Knight Therapeutics Inc. (TSX:GUD) (“Knight”), a leading Canadian specialty pharmaceutical company, announced that it has entered into an agreement with Sectoral Asset Management Inc. (“Sectoral”) to reinvest US$10 million into its New Emerging Medical Opportunities Fund III, Ltd. (“NEMO III”) life science fund. Knight’s investment in NEMO III follows a recently announced US$13.6 million distribution from Sectoral’s last fund, New Emerging Medical Opportunities Fund II, Ltd (“NEMO II”). At the time of the NEMO II distribution, Knight received a full return of its US$11.8 million deployed plus US$1.8 million, representing a 16% return on the capital deployed.
Bradmer Pharmaceuticals Inc. (TSX-V:BMR.H)(OTCMKTS:BRPHF) announced that its letter of intent with XORTX Pharma Corp. relating to a proposed business combination has been terminated. The proposed transaction was initially announced by Bradmer on November 18, 2014 and trading of the common shares of Bradmer has been halted since that date.
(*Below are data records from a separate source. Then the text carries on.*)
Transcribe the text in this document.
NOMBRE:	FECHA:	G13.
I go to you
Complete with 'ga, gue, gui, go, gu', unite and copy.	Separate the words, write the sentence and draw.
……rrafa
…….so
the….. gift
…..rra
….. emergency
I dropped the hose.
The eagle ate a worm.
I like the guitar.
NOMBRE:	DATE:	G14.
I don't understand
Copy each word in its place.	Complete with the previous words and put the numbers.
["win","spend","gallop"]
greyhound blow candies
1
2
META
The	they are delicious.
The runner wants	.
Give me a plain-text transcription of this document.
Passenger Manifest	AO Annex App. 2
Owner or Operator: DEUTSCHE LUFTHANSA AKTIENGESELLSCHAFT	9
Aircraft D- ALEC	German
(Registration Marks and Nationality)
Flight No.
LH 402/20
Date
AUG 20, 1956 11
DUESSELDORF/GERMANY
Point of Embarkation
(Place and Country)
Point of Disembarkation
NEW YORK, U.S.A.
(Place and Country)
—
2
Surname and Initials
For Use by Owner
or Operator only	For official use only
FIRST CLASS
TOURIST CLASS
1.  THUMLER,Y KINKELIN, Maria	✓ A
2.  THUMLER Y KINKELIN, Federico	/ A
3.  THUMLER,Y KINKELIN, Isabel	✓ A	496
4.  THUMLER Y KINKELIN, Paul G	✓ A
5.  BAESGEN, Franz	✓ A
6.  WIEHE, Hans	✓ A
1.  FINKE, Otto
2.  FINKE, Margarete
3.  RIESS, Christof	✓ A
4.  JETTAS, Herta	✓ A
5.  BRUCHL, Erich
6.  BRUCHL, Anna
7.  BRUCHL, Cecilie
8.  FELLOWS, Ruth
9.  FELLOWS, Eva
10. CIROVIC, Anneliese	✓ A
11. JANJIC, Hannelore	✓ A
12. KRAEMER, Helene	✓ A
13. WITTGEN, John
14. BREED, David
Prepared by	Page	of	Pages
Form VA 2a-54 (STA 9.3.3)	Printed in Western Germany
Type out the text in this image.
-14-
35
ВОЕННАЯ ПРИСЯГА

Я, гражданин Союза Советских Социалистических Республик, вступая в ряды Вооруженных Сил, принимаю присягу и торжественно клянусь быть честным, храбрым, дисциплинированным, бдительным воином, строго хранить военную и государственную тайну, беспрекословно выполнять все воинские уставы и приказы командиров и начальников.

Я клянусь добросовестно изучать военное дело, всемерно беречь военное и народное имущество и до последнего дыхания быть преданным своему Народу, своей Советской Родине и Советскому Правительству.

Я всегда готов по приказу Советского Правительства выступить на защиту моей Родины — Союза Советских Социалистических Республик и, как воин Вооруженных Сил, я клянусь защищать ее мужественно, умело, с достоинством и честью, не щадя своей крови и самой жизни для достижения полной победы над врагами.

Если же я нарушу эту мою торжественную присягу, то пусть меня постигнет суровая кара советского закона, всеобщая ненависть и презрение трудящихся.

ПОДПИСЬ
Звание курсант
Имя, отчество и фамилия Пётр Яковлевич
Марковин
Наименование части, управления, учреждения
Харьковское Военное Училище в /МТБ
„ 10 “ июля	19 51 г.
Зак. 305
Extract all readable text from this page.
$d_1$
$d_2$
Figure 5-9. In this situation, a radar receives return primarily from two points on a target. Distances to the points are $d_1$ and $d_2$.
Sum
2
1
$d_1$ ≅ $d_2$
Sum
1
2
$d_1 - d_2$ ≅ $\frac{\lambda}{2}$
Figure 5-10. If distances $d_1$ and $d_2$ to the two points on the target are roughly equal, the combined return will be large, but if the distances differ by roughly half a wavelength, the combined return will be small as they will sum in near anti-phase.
It is anticipated that the common shares of Bradmer will resume trading on the NEX Board of the TSX Venture Exchange on or about July 6, 2015.
ESSA Pharma Inc. (“ESSA” or the “Company”) (TSX-V:EPI) announced that its common shares have been approved for listing and trading on the NASDQAQ Capital Market under the symbol “EPIX”. ESSA will begin trading on NASDAQ on July 9, 2015. The Company will retain its listing on the TSX Venture Exchange under the symbol “EPI”.